CF: Your report makes it clear that cyber threats are on the rise and you mention nation states attacking. Are these attacks aimed at industrial espionage, stealing information to gain competitive advantage, or as a weapon for future conflicts?
EC: Only a few sectors of industrial tend to be targeted by nation-state espionage and are usually centered around the Defense Industrial Base due to the sensitive nature of the intellectual property they have access to, like top secret space sciences, munitions details, or design weaknesses within battle-tanks. But, a municipal water facility, a regional power grid operator, or a city port would have very little intelligence located on their industrial control systems. A crane or giant steel press doesn’t need a credit card, my personal information, or any sensitive data to operate safely. Nation-state attackers infiltrating civilian critical infrastructure where no espionage-relevant data resides leave their motives ‘open to interpretation’.
CF: I am constantly amazed at the lack of regard for privacy by people. That makes me think that employee security breaches are far more frequent than IoT. Am I wrong, and if so why?
EC: In any large organization, the security operations center (SOC) is always in the midst of an incident. Ranging from lost/stolen laptops, password breaches, attacks on websites, ransomware in the factory, odd network outages, unexplained glitches anywhere at all, compliance with regulations, best practices, standards, etc. Large, global enterprises are in a constant state of recovery, there’s always a breach, leak, active threat… .open incident. In our space of OT, some incidents can be traced to human negligence but, in most cases, it’s either compromised or malicious insiders or external threats that have the highest impact or pose the biggest risk to OT, particularly critical infrastructure.
CF: Around the world, it seems that little regard is paid to where hardware comes from. Should there be a list of vulnerable equipment manufacturers?
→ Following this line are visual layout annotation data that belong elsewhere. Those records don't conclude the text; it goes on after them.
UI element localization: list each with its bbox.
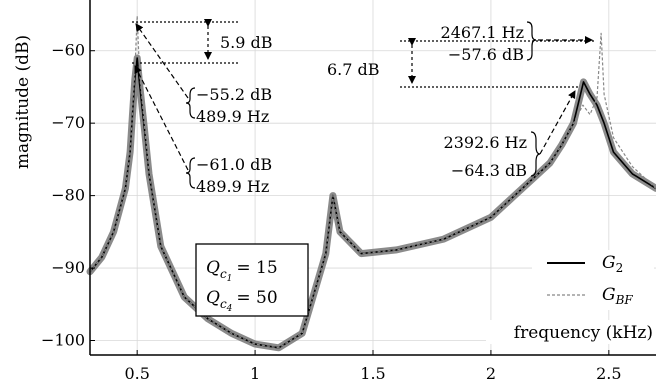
legend-label-gbf: GBF <box>602 285 633 307</box>
peak-bf-right-hz: 2467.1 Hz <box>441 23 524 42</box>
y-tick-label: −100 <box>41 331 85 350</box>
left-diff-annotation: 5.9 dB <box>132 19 273 64</box>
peak-g2-left-db: −61.0 dB <box>196 155 272 174</box>
x-tick-label: 1 <box>250 364 260 383</box>
x-axis-title: frequency (kHz) <box>514 323 653 343</box>
peak-g2-left-hz: 489.9 Hz <box>196 177 269 196</box>
peak-bf-left-hz: 489.9 Hz <box>196 107 269 126</box>
q-parameter-box: Qc1= 15 Qc4= 50 <box>195 243 309 317</box>
y-tick-label: −90 <box>51 258 85 277</box>
legend-label-g2: G2 <box>602 253 623 275</box>
series-layer <box>86 15 656 352</box>
q-c1-label: Qc1= 15 <box>206 258 278 284</box>
axis-ticks: 0.5 1 1.5 2 2.5 −60 −70 −80 −90 −100 <box>41 41 622 383</box>
y-axis-title: magnitude (dB) <box>13 35 33 169</box>
left-peak-annotations: −55.2 dB 489.9 Hz −61.0 dB 489.9 Hz <box>134 23 272 196</box>
peak-bf-left-db: −55.2 dB <box>196 85 272 104</box>
y-tick-label: −80 <box>51 186 85 205</box>
right-peak-annotations: 2467.1 Hz −57.6 dB 2392.6 Hz −64.3 dB <box>441 21 593 180</box>
peak-g2-right-db: −64.3 dB <box>451 161 527 180</box>
y-tick-label: −60 <box>51 41 85 60</box>
x-tick-label: 2.5 <box>596 364 621 383</box>
series-gbf-line <box>89 15 656 349</box>
right-diff-annotation: 6.7 dB <box>327 38 594 88</box>
y-tick-label: −70 <box>51 113 85 132</box>
x-tick-label: 1.5 <box>360 364 385 383</box>
diff-right-label: 6.7 dB <box>327 60 380 79</box>
q-c4-label: Qc4= 50 <box>206 288 278 314</box>
peak-g2-right-hz: 2392.6 Hz <box>444 133 527 152</box>
legend: G2 GBF <box>532 250 654 310</box>
x-tick-label: 2 <box>486 364 496 383</box>
x-tick-label: 0.5 <box>124 364 149 383</box>
diff-left-label: 5.9 dB <box>220 33 273 52</box>
peak-bf-right-db: −57.6 dB <box>448 45 524 64</box>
EC: Indeed. In our product, we currently track countries that are banned from commerce (see screenshot below) and, within the asset inventory we develop, we have a preset list, but that can be added or changed depending on the customer. It’s important to start tracking not on the source of the product, but its lifecycle, maintenance, and support status, and whether it has vulnerabilities, whether they’ve been exploited in the wild, or on this exact device, is reachable, etc. are among the risk management capabilities we deliver to our customers.
CF: I worry about our critical infrastructure, like reservoirs and the electric grid. Are some verticals targets more than others? Who is the most likely to be attacked?
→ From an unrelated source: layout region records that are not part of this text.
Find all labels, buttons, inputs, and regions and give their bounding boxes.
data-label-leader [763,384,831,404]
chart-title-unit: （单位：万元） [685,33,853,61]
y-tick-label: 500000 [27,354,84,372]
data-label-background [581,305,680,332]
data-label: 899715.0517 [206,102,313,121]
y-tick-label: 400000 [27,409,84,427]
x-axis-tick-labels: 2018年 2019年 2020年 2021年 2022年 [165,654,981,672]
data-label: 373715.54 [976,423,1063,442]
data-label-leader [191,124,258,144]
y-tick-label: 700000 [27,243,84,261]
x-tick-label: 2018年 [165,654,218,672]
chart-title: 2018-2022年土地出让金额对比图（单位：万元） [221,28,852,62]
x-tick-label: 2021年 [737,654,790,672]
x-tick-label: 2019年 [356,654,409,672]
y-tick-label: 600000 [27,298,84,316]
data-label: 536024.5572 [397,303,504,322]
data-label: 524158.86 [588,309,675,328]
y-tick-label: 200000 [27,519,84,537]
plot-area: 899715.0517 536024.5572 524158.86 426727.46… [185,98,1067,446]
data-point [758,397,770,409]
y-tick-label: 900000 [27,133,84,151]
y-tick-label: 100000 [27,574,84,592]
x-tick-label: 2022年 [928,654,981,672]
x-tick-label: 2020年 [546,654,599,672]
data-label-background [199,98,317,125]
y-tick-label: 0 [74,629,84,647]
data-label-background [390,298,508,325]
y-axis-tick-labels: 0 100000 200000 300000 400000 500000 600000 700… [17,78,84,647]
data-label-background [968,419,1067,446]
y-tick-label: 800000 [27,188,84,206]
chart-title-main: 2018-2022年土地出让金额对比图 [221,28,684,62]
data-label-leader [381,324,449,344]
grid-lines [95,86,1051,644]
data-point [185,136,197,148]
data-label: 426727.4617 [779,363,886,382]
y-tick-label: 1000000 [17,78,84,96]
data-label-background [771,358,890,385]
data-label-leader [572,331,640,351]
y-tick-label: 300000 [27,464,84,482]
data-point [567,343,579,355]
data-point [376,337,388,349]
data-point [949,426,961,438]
EC: Different threat actors target different sectors, depending on their goals. Ransomware operators will tend to go for the low-hanging fruit, easy to penetrate systems that can pay a ransom. The less money they can spend on obtaining access, maintaining control, and extracting ransom the more profit left for them. Water and wastewater facilities tend to be caught in the middle between budgets that may be controlled by the public, and threat actors looking for easy targets. The nation's power grid system was partially designed from the beginning to account for certain risks and threats. However, cyber is a new frontier to consider when it comes to water and wastewater management. In many cases, taxpayers have not kept up with threats by allocating sufficient budget and manpower to enhance their cyber resiliency. That makes the water and wastewater sector particularly vulnerable to attack from ransomware operators.
What’s become more worrying is the recent intrusions into civilian infrastructure from nation-state actors, such as the Chinese Volt Typhoon, where the only motivator is crippling our infrastructure, not espionage or ransom. On the bright side, there is a lot of news, movies, webcasts, education, certifications, Netflix series, books, and other types of publications discussing this risk that wasn’t present a decade or two ago. An entire new generation of defenders and engineers are becoming interested in ICS cybersecurity because they understand the stakes are larger than just protecting corporate websites or personal laptops.
CF: I want to thank Edgard and his staff for their time and insightful answers.